Though most people equate VR with audiovisual feedback, the more advanced programs also include tactile information. The military and space agencies are a big believer in this technology, using it for training soldiers, astronauts and pilots in different scenarios. Who knows, perhaps very soon we might see armies of the world build huge danger rooms, like in the X-Men series, to train soldiers. On the commercial side, the biggest arena where VR is finding use is gaming, especially with advances in 3D. Sony have already announced their ambitions when it comes to VR gaming. Last year, at CES, they showed off a number of futuristic prototypes including a 3D head-mounted display featuring a 720p OLED display for each eye and simulated 5.1 surround audio. With related advances in gesture control technology, looks like our childhood dreams of whisking away to a fantasy world to fight trolls and giants or piloting a starfighter through space will soon become a reality.
Actions Speak Louder Than Words
One of the coolest sights that we have seen recently in a movie has to be Tom Cruise dragging, flipping and stretching images by just moving his hands in the über futuristic ‘Minority Report’. Eight years later, Microsoft launched the Kinect gaming system, which did away with the need of controllers and how it does this is through an intricate system of gesture and voice commands.
T(ether) is an iPad app, which its inventors claim was inspired by the technology shown in 'Minority Report'.
In fact, John Underkoffler, the scientist who created the gesture control system that Cruise used in ‘Minority Report’, has started his own company—Oblong Industries, to move this dream further. Even South Korean electronics giant Samsung, has included voice commands and gesture controls in its latest 8000 series Smart TVs. Another group of MIT students have created an iPad app called T(ether), which allows manipulation of virtual objects on an iPad screen through head and hand gestures.
An even more radical use of gesture control are the 'magic gloves' developed by MIT media labs in collaboration with 5DT, x-io Technologies and Shure microphones. British musician Imogen Heap is known for endorsing the gloves and has been using them in her live performances. With nothing but hand gestures, Imogen is currently able to amplify/record/loop acoustic instruments and her voice, play virtual instruments and manipulate these sounds?live.

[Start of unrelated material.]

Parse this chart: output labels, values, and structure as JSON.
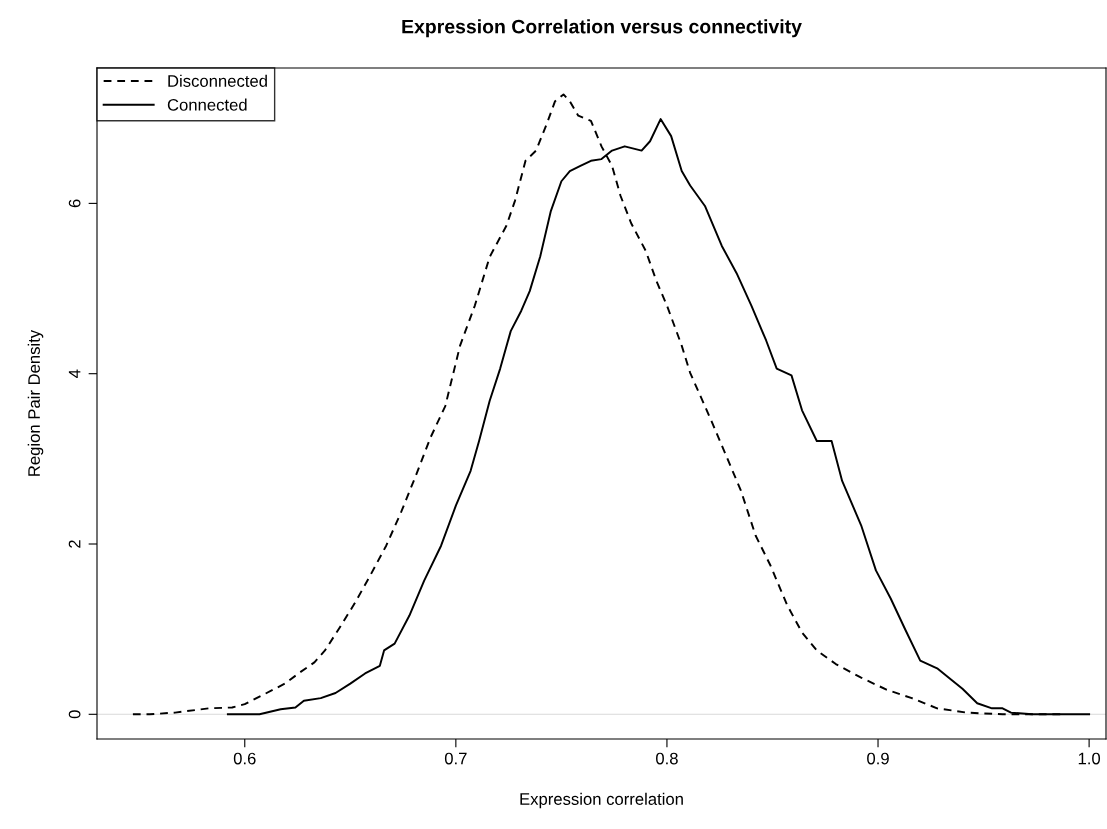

Mirror, Mirror On The Wall
Ridley Scott’s 1982 classic ‘Blade Runner’ introduced the concept of smart windows that dimmed or grew translucent to control the amount of light entering the room. At this year’s CES, Samsung turned the whole concept of smart glass on its head. Rather than just being ‘e-curtains’, Samsung’s 'Smart Window' is really a transparent touch screen LCD that can be fitted to any window. It provides a resolution is 1366x768 pixels and is more iPad than Saint Gobain. A similar idea was showcased in ‘Minority Report’ too.

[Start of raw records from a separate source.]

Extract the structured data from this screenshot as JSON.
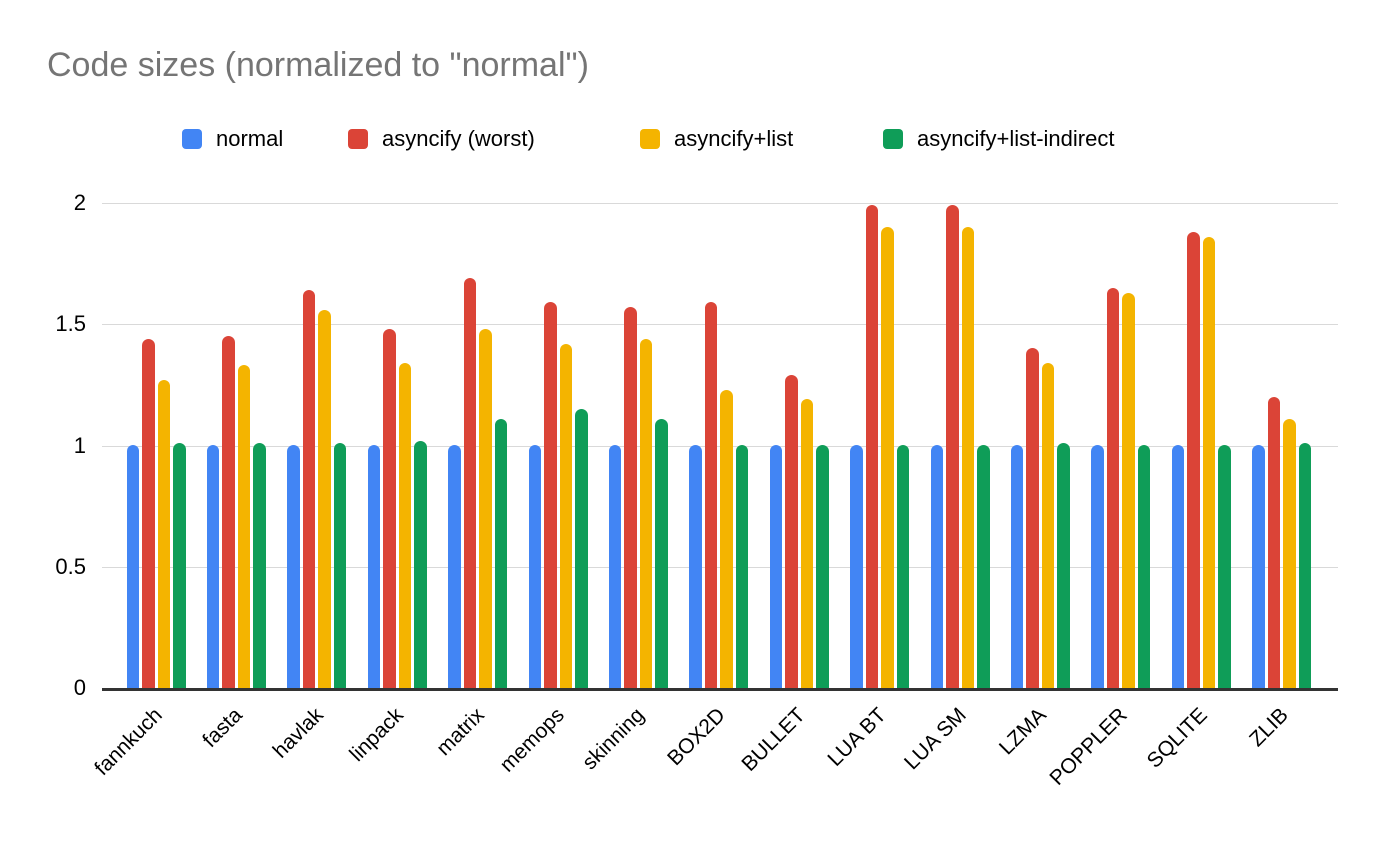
{
  "title": "Code sizes (normalized to \"normal\")",
  "colors": {
    "title_text": "#757575",
    "axis_text": "#000000",
    "gridline": "#d9d9d9",
    "baseline": "#333333",
    "background": "#ffffff"
  },
  "chart_data": {
    "type": "bar",
    "title": "Code sizes (normalized to \"normal\")",
    "xlabel": "",
    "ylabel": "",
    "ylim": [
      0,
      2
    ],
    "grid": true,
    "legend_position": "top",
    "categories": [
      "fannkuch",
      "fasta",
      "havlak",
      "linpack",
      "matrix",
      "memops",
      "skinning",
      "BOX2D",
      "BULLET",
      "LUA BT",
      "LUA SM",
      "LZMA",
      "POPPLER",
      "SQLITE",
      "ZLIB"
    ],
    "yticks": [
      {
        "value": 0,
        "label": "0"
      },
      {
        "value": 0.5,
        "label": "0.5"
      },
      {
        "value": 1,
        "label": "1"
      },
      {
        "value": 1.5,
        "label": "1.5"
      },
      {
        "value": 2,
        "label": "2"
      }
    ],
    "series": [
      {
        "name": "normal",
        "color": "#4285F4",
        "values": [
          1.0,
          1.0,
          1.0,
          1.0,
          1.0,
          1.0,
          1.0,
          1.0,
          1.0,
          1.0,
          1.0,
          1.0,
          1.0,
          1.0,
          1.0
        ]
      },
      {
        "name": "asyncify (worst)",
        "color": "#DB4437",
        "values": [
          1.44,
          1.45,
          1.64,
          1.48,
          1.69,
          1.59,
          1.57,
          1.59,
          1.29,
          1.99,
          1.99,
          1.4,
          1.65,
          1.88,
          1.2
        ]
      },
      {
        "name": "asyncify+list",
        "color": "#F4B400",
        "values": [
          1.27,
          1.33,
          1.56,
          1.34,
          1.48,
          1.42,
          1.44,
          1.23,
          1.19,
          1.9,
          1.9,
          1.34,
          1.63,
          1.86,
          1.11
        ]
      },
      {
        "name": "asyncify+list-indirect",
        "color": "#0F9D58",
        "values": [
          1.01,
          1.01,
          1.01,
          1.02,
          1.11,
          1.15,
          1.11,
          1.0,
          1.0,
          1.0,
          1.0,
          1.01,
          1.0,
          1.0,
          1.01
        ]
      }
    ]
  }
}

Though, Samsung might be the first to begin mass production of their smart glass (if the promises they made during CES hold), Gorilla Glass creator Corning had posted a couple of videos much earlier describing in detail all the things that could be done with smart glass.

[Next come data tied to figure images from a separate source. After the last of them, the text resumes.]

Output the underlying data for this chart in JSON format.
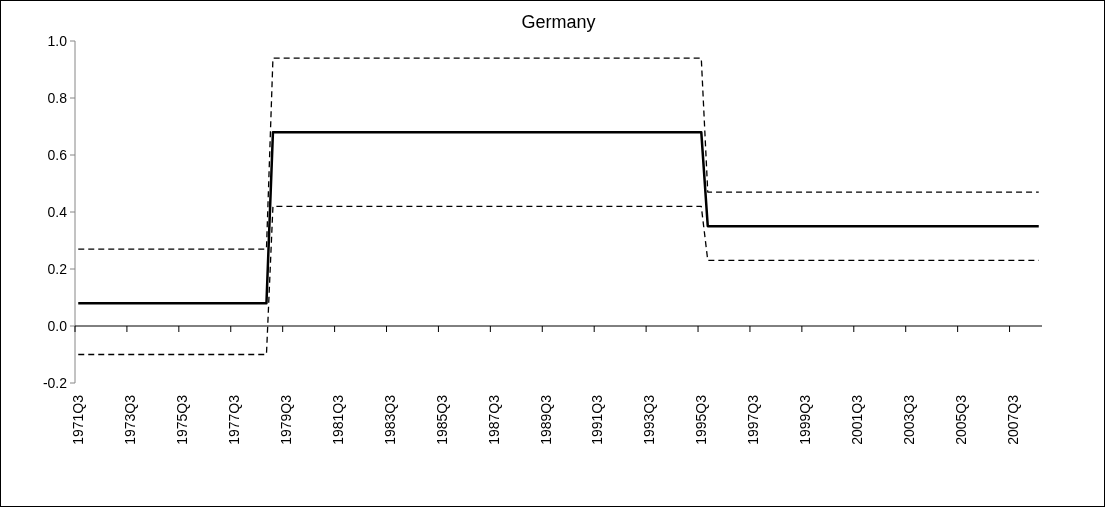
{
  "chart_data": {
    "type": "line",
    "title": "Germany",
    "categories": [
      "1971Q3",
      null,
      null,
      null,
      null,
      null,
      null,
      null,
      "1973Q3",
      null,
      null,
      null,
      null,
      null,
      null,
      null,
      "1975Q3",
      null,
      null,
      null,
      null,
      null,
      null,
      null,
      "1977Q3",
      null,
      null,
      null,
      null,
      null,
      null,
      null,
      "1979Q3",
      null,
      null,
      null,
      null,
      null,
      null,
      null,
      "1981Q3",
      null,
      null,
      null,
      null,
      null,
      null,
      null,
      "1983Q3",
      null,
      null,
      null,
      null,
      null,
      null,
      null,
      "1985Q3",
      null,
      null,
      null,
      null,
      null,
      null,
      null,
      "1987Q3",
      null,
      null,
      null,
      null,
      null,
      null,
      null,
      "1989Q3",
      null,
      null,
      null,
      null,
      null,
      null,
      null,
      "1991Q3",
      null,
      null,
      null,
      null,
      null,
      null,
      null,
      "1993Q3",
      null,
      null,
      null,
      null,
      null,
      null,
      null,
      "1995Q3",
      null,
      null,
      null,
      null,
      null,
      null,
      null,
      "1997Q3",
      null,
      null,
      null,
      null,
      null,
      null,
      null,
      "1999Q3",
      null,
      null,
      null,
      null,
      null,
      null,
      null,
      "2001Q3",
      null,
      null,
      null,
      null,
      null,
      null,
      null,
      "2003Q3",
      null,
      null,
      null,
      null,
      null,
      null,
      null,
      "2005Q3",
      null,
      null,
      null,
      null,
      null,
      null,
      null,
      "2007Q3",
      null,
      null,
      null,
      null
    ],
    "series": [
      {
        "color": "#000000",
        "line_style": "solid",
        "values": [
          0.08,
          0.08,
          0.08,
          0.08,
          0.08,
          0.08,
          0.08,
          0.08,
          0.08,
          0.08,
          0.08,
          0.08,
          0.08,
          0.08,
          0.08,
          0.08,
          0.08,
          0.08,
          0.08,
          0.08,
          0.08,
          0.08,
          0.08,
          0.08,
          0.08,
          0.08,
          0.08,
          0.08,
          0.08,
          0.08,
          0.68,
          0.68,
          0.68,
          0.68,
          0.68,
          0.68,
          0.68,
          0.68,
          0.68,
          0.68,
          0.68,
          0.68,
          0.68,
          0.68,
          0.68,
          0.68,
          0.68,
          0.68,
          0.68,
          0.68,
          0.68,
          0.68,
          0.68,
          0.68,
          0.68,
          0.68,
          0.68,
          0.68,
          0.68,
          0.68,
          0.68,
          0.68,
          0.68,
          0.68,
          0.68,
          0.68,
          0.68,
          0.68,
          0.68,
          0.68,
          0.68,
          0.68,
          0.68,
          0.68,
          0.68,
          0.68,
          0.68,
          0.68,
          0.68,
          0.68,
          0.68,
          0.68,
          0.68,
          0.68,
          0.68,
          0.68,
          0.68,
          0.68,
          0.68,
          0.68,
          0.68,
          0.68,
          0.68,
          0.68,
          0.68,
          0.68,
          0.68,
          0.35,
          0.35,
          0.35,
          0.35,
          0.35,
          0.35,
          0.35,
          0.35,
          0.35,
          0.35,
          0.35,
          0.35,
          0.35,
          0.35,
          0.35,
          0.35,
          0.35,
          0.35,
          0.35,
          0.35,
          0.35,
          0.35,
          0.35,
          0.35,
          0.35,
          0.35,
          0.35,
          0.35,
          0.35,
          0.35,
          0.35,
          0.35,
          0.35,
          0.35,
          0.35,
          0.35,
          0.35,
          0.35,
          0.35,
          0.35,
          0.35,
          0.35,
          0.35,
          0.35,
          0.35,
          0.35,
          0.35,
          0.35,
          0.35,
          0.35,
          0.35,
          0.35
        ]
      },
      {
        "color": "#000000",
        "line_style": "dashed",
        "values": [
          0.27,
          0.27,
          0.27,
          0.27,
          0.27,
          0.27,
          0.27,
          0.27,
          0.27,
          0.27,
          0.27,
          0.27,
          0.27,
          0.27,
          0.27,
          0.27,
          0.27,
          0.27,
          0.27,
          0.27,
          0.27,
          0.27,
          0.27,
          0.27,
          0.27,
          0.27,
          0.27,
          0.27,
          0.27,
          0.27,
          0.94,
          0.94,
          0.94,
          0.94,
          0.94,
          0.94,
          0.94,
          0.94,
          0.94,
          0.94,
          0.94,
          0.94,
          0.94,
          0.94,
          0.94,
          0.94,
          0.94,
          0.94,
          0.94,
          0.94,
          0.94,
          0.94,
          0.94,
          0.94,
          0.94,
          0.94,
          0.94,
          0.94,
          0.94,
          0.94,
          0.94,
          0.94,
          0.94,
          0.94,
          0.94,
          0.94,
          0.94,
          0.94,
          0.94,
          0.94,
          0.94,
          0.94,
          0.94,
          0.94,
          0.94,
          0.94,
          0.94,
          0.94,
          0.94,
          0.94,
          0.94,
          0.94,
          0.94,
          0.94,
          0.94,
          0.94,
          0.94,
          0.94,
          0.94,
          0.94,
          0.94,
          0.94,
          0.94,
          0.94,
          0.94,
          0.94,
          0.94,
          0.47,
          0.47,
          0.47,
          0.47,
          0.47,
          0.47,
          0.47,
          0.47,
          0.47,
          0.47,
          0.47,
          0.47,
          0.47,
          0.47,
          0.47,
          0.47,
          0.47,
          0.47,
          0.47,
          0.47,
          0.47,
          0.47,
          0.47,
          0.47,
          0.47,
          0.47,
          0.47,
          0.47,
          0.47,
          0.47,
          0.47,
          0.47,
          0.47,
          0.47,
          0.47,
          0.47,
          0.47,
          0.47,
          0.47,
          0.47,
          0.47,
          0.47,
          0.47,
          0.47,
          0.47,
          0.47,
          0.47,
          0.47,
          0.47,
          0.47,
          0.47,
          0.47
        ]
      },
      {
        "color": "#000000",
        "line_style": "dashed",
        "values": [
          -0.1,
          -0.1,
          -0.1,
          -0.1,
          -0.1,
          -0.1,
          -0.1,
          -0.1,
          -0.1,
          -0.1,
          -0.1,
          -0.1,
          -0.1,
          -0.1,
          -0.1,
          -0.1,
          -0.1,
          -0.1,
          -0.1,
          -0.1,
          -0.1,
          -0.1,
          -0.1,
          -0.1,
          -0.1,
          -0.1,
          -0.1,
          -0.1,
          -0.1,
          -0.1,
          0.42,
          0.42,
          0.42,
          0.42,
          0.42,
          0.42,
          0.42,
          0.42,
          0.42,
          0.42,
          0.42,
          0.42,
          0.42,
          0.42,
          0.42,
          0.42,
          0.42,
          0.42,
          0.42,
          0.42,
          0.42,
          0.42,
          0.42,
          0.42,
          0.42,
          0.42,
          0.42,
          0.42,
          0.42,
          0.42,
          0.42,
          0.42,
          0.42,
          0.42,
          0.42,
          0.42,
          0.42,
          0.42,
          0.42,
          0.42,
          0.42,
          0.42,
          0.42,
          0.42,
          0.42,
          0.42,
          0.42,
          0.42,
          0.42,
          0.42,
          0.42,
          0.42,
          0.42,
          0.42,
          0.42,
          0.42,
          0.42,
          0.42,
          0.42,
          0.42,
          0.42,
          0.42,
          0.42,
          0.42,
          0.42,
          0.42,
          0.42,
          0.23,
          0.23,
          0.23,
          0.23,
          0.23,
          0.23,
          0.23,
          0.23,
          0.23,
          0.23,
          0.23,
          0.23,
          0.23,
          0.23,
          0.23,
          0.23,
          0.23,
          0.23,
          0.23,
          0.23,
          0.23,
          0.23,
          0.23,
          0.23,
          0.23,
          0.23,
          0.23,
          0.23,
          0.23,
          0.23,
          0.23,
          0.23,
          0.23,
          0.23,
          0.23,
          0.23,
          0.23,
          0.23,
          0.23,
          0.23,
          0.23,
          0.23,
          0.23,
          0.23,
          0.23,
          0.23,
          0.23,
          0.23,
          0.23,
          0.23,
          0.23,
          0.23
        ]
      }
    ],
    "ylim": [
      -0.2,
      1.0
    ],
    "yticks": [
      {
        "value": -0.2,
        "label": "-0.2"
      },
      {
        "value": 0,
        "label": "0.0"
      },
      {
        "value": 0.2,
        "label": "0.2"
      },
      {
        "value": 0.4,
        "label": "0.4"
      },
      {
        "value": 0.6,
        "label": "0.6"
      },
      {
        "value": 0.8,
        "label": "0.8"
      },
      {
        "value": 1.0,
        "label": "1.0"
      }
    ],
    "marker": "none"
  }
}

Coring Glass' remarkable concept video introduced us to a world where your mirror is also your calendar, scheduler, watch, email client and a number of other things, as seen in this still from the video.
The two-part video, called “A Day In Glass” included glass walls that converted into LCD screens, augmented reality apps that could be ‘read’ by smart glass devices to create a more immersive environment, mirrors had widgets to read emails, check weather reports, etc.
Corning has admitted that there are difficulties in translating all these concepts into reality, but it will be surprising if with the brainpower and financial clout companies like Samsung, Corning Glass, etc. possess, they can’t figure out a way to realise this revolutionary idea.